Solange Lewin darüber nachdachte, was er sei und wozu er lebe, fand er keine Antwort und geriet in Verzweiflung, doch als er aufgehört hatte, sich selbst darnach zu fragen, erfuhr er gewissermaßen, was er sei und wozu er lebte, weil er fleißig und zweckmäßig thätig war und lebte. Gerade in dieser jüngsten Zeit hatte er bei weitem konsequenter und zweckbewußter, als früher gelebt.

Im Anfang des Juli aufs Dorf zurückgekehrt, widmete er sich wieder seinen gewöhnlichen Arbeiten. Die Landwirtschaft, die Beziehungen zu den Bauern und Nachbarn, die Hauswirtschaft, die Angelegenheiten seines Bruders und der Schwester, die in seinen Händen lagen, sein Verhältnis zu den Verwandten, zu seinem Weibe, die Sorge um sein Kind, die ihm neue Bienenjagd, der er sich seit dem heurigen Frühling gewidmet hatte, alles das nahm seine Zeit in Anspruch.

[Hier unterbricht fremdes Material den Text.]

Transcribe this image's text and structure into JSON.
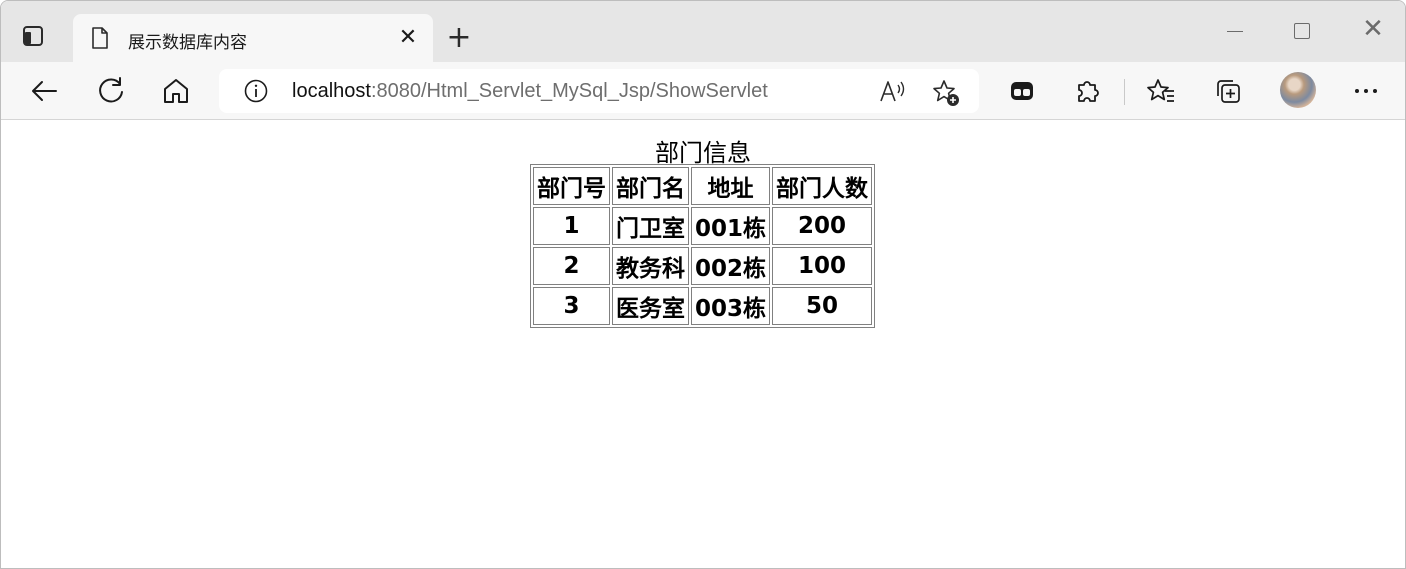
{
  "browser": {
    "tab_title": "展示数据库内容",
    "url_host": "localhost",
    "url_rest": ":8080/Html_Servlet_MySql_Jsp/ShowServlet",
    "new_tab_glyph": "+",
    "close_glyph": "✕",
    "toolbar_icons": [
      "back-icon",
      "refresh-icon",
      "home-icon",
      "read-aloud-icon",
      "add-favorite-icon",
      "extension-app-icon",
      "extensions-icon",
      "favorites-icon",
      "collections-icon",
      "profile-avatar",
      "more-icon"
    ]
  },
  "page": {
    "caption": "部门信息",
    "headers": [
      "部门号",
      "部门名",
      "地址",
      "部门人数"
    ],
    "rows": [
      [
        "1",
        "门卫室",
        "001栋",
        "200"
      ],
      [
        "2",
        "教务科",
        "002栋",
        "100"
      ],
      [
        "3",
        "医务室",
        "003栋",
        "50"
      ]
    ]
  }
}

Diese Beschäftigungen interessierten ihn nicht deshalb, weil er sie vor sich selbst mit gewissen allgemeinen Anschauungen rechtfertigen konnte, so wie er dies früher gethan hatte, sondern im Gegenteil hatte er jetzt, wo er einerseits durch das Mißlingen seiner einstigen Unternehmungen für das allgemeine Wohl ernüchtert worden, andererseits von seinen Ideen und der Menge der Geschäfte viel zu sehr in Anspruch genommen war, die von allen Seiten auf ihn einstürmten, alle Gedanken über das allgemeine Wohl fahren lassen, und diese Dinge interessierten ihn nur, wie ihm schien, deshalb, weil er eben thun mußte, was er that – weil er nicht anders konnte. Wenn er sich früher bemühte, etwas zu thun (dies hatte fast von seiner Kindheit auf angefangen und sich bis zu seiner vollen Mannbarkeit mehr und mehr entwickelt) was eine Wohlthat für jedermann, für die Menschheit, für Rußland, für das ganze Dorf gewesen wäre – so hatte er bemerkt, daß das Nachdenken darüber ihm angenehm, die Thätigkeit selbst aber stets eine nicht damit harmonierende gewesen war; es hatte die volle Zuversicht dazu, daß die Unternehmung wirklich notwendig sei gefehlt, und die Wirksamkeit selbst, die ihm anfangs so erhaben erschienen war, schwand, immer mehr und mehr abnehmend, in ein Nichts zusammen. Jetzt hingegen, wo er verheiratet war und sein Leben für sich selbst mehr und mehr mit bestimmten Grenzen zu umziehen begonnen hatte, empfand er, obwohl er keine Freude mehr bei dem Gedanken an seine Thätigkeit fühlte, die Überzeugung, daß diese Thätigkeit eine notwendige sei, erkannte er, daß sie weit ersprießlicher, als sie früher war, und größer und größer werde.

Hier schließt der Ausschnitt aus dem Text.